Pierre Mairé : 48 ans, parapentiste depuis 1990 (environ 3600 vols, dont 2200 en parapente à La Réunion).
Biplaceur parapente et pilote d'U.L.M. pendulaire.
Photographe aérien depuis 1997 ; 2e au Grand Prix d'Auteur Poitou-Charentes (festival de Saint-Benoît en 2003).
L'aéronef : un parapente motorisé, autrement appelé "paramoteur"
Poids, pilote inclus : 117 kg
Poids de l'aile seule : 7 kg
Poids du moteur, réservoir d'essence plein : 29 kg
Envergure en vol : 9 m
Hauteur hors tout : 9 m
Vitesse/air minimale : 20 km/h (décrochage)

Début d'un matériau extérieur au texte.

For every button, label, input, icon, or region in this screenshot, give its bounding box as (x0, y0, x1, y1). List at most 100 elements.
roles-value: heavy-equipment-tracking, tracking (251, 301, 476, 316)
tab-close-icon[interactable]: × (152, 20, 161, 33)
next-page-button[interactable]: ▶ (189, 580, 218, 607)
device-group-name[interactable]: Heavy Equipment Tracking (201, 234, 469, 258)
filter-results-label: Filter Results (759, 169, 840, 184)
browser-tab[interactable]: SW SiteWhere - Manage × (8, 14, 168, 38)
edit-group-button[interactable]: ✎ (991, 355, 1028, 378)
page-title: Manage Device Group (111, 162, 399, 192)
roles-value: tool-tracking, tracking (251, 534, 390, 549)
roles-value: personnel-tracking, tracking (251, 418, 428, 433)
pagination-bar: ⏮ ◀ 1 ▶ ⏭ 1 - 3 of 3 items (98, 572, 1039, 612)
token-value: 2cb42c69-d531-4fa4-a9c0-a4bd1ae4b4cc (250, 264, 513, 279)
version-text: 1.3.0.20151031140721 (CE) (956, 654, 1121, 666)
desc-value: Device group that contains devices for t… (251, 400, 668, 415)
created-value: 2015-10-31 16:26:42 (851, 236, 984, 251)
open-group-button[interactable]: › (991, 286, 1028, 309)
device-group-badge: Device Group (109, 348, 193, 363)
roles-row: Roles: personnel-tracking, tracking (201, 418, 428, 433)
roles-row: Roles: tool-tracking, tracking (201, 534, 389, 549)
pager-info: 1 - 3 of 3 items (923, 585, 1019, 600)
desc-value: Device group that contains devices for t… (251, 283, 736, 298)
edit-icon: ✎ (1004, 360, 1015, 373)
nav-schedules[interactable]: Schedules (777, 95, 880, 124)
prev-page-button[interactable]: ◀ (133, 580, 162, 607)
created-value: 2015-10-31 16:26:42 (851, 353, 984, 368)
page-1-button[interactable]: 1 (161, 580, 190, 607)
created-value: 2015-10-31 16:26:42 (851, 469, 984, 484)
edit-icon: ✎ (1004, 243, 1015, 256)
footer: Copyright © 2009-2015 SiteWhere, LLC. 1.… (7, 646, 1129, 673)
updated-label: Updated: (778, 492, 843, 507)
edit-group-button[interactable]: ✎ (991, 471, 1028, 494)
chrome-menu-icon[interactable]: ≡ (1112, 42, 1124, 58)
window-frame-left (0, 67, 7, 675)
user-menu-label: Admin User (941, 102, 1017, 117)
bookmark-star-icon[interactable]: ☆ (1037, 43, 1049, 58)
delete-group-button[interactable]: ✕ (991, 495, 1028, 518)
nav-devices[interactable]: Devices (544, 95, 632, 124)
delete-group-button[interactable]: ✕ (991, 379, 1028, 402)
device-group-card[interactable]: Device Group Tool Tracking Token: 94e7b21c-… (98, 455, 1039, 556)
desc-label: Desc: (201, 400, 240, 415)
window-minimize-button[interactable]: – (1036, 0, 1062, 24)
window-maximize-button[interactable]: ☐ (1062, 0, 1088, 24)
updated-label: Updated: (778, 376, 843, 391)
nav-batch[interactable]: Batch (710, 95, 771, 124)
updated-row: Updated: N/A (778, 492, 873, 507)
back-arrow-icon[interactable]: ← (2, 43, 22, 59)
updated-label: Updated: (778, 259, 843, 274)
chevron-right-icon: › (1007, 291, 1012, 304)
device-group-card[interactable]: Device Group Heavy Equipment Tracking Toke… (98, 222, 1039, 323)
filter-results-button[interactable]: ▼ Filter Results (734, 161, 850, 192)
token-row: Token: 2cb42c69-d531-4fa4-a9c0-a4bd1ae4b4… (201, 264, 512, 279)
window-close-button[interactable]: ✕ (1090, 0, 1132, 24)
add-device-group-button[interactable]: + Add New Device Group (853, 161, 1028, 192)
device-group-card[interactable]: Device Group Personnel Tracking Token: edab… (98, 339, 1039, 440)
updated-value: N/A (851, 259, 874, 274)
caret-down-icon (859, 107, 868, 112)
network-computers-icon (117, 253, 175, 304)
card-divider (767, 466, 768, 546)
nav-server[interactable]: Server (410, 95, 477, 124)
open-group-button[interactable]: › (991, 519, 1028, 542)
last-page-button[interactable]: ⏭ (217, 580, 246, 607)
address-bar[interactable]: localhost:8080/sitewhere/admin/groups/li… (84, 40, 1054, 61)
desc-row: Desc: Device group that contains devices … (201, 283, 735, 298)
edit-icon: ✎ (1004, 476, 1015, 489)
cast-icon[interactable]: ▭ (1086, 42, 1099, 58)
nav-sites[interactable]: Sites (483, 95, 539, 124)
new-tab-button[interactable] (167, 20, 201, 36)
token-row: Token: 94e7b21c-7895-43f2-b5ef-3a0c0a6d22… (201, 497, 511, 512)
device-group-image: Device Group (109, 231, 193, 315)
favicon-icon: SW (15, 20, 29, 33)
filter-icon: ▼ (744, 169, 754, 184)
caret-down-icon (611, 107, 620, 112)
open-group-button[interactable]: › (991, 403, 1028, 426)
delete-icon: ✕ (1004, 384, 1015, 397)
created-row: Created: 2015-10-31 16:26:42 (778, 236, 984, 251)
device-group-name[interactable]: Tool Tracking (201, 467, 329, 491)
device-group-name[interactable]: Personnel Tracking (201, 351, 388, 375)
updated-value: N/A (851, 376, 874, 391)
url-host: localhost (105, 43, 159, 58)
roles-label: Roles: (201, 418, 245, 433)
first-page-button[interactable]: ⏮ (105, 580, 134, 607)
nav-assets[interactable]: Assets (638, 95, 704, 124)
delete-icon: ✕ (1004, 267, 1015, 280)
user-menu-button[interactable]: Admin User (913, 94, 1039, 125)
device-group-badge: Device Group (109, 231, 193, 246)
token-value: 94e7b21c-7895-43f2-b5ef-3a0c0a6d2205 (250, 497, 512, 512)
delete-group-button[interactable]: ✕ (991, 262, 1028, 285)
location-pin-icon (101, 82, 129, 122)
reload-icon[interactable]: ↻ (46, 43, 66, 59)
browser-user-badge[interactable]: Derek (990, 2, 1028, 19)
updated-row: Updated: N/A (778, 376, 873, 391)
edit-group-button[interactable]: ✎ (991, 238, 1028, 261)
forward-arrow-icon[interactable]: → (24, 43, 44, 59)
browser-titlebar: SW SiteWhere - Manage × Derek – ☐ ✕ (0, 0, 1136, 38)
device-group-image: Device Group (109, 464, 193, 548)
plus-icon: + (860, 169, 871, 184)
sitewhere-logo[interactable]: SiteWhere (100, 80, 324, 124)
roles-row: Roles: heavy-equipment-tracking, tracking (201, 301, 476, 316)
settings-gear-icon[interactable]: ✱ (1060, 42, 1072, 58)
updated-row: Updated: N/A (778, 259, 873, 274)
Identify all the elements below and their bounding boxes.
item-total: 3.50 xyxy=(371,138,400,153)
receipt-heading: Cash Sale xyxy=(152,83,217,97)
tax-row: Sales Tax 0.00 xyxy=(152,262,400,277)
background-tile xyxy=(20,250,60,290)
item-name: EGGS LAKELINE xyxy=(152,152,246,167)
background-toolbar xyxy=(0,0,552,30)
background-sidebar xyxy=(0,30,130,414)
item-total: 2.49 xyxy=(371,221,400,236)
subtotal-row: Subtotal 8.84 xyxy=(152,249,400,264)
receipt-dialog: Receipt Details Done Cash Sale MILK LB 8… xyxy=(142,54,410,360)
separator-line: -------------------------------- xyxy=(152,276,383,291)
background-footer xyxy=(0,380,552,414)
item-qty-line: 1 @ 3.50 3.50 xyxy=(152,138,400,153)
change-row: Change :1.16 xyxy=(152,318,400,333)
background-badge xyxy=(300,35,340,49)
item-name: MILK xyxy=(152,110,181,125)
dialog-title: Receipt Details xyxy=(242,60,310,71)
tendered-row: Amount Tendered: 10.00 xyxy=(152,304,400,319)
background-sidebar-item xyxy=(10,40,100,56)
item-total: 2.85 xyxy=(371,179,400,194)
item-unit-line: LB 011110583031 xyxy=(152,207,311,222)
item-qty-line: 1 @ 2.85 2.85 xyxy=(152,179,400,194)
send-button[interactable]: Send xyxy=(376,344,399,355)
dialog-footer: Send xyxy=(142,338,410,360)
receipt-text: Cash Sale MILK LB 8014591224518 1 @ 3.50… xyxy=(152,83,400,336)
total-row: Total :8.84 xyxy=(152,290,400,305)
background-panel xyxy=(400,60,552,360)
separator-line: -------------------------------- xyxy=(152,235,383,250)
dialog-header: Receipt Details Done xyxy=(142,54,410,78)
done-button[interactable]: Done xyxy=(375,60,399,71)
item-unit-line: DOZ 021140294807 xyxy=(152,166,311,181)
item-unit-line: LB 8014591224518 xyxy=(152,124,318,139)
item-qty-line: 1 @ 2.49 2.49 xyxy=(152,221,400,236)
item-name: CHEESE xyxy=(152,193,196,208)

Vitesse/air maximale : 42 km/h
Taux de chute mini (moteur arrêté) : 1,20 m/s
Finesse maxi de l'aile (moteur arrêté) = 7 (c'est la distance horizontale parcourue / altitude perdue), soit un angle de plané de 8°.
Moteur 2-temps 125 cm3 puissance : 16 kW, poussée statique : 570 N (58 kgp).
Consommation approximative : 3 l/h (dépend beaucoup de l'aile).
Matériel photo : boîtiers reflex numériques Canon et surtout... objectifs de qualité (focales fixes, autant que possible).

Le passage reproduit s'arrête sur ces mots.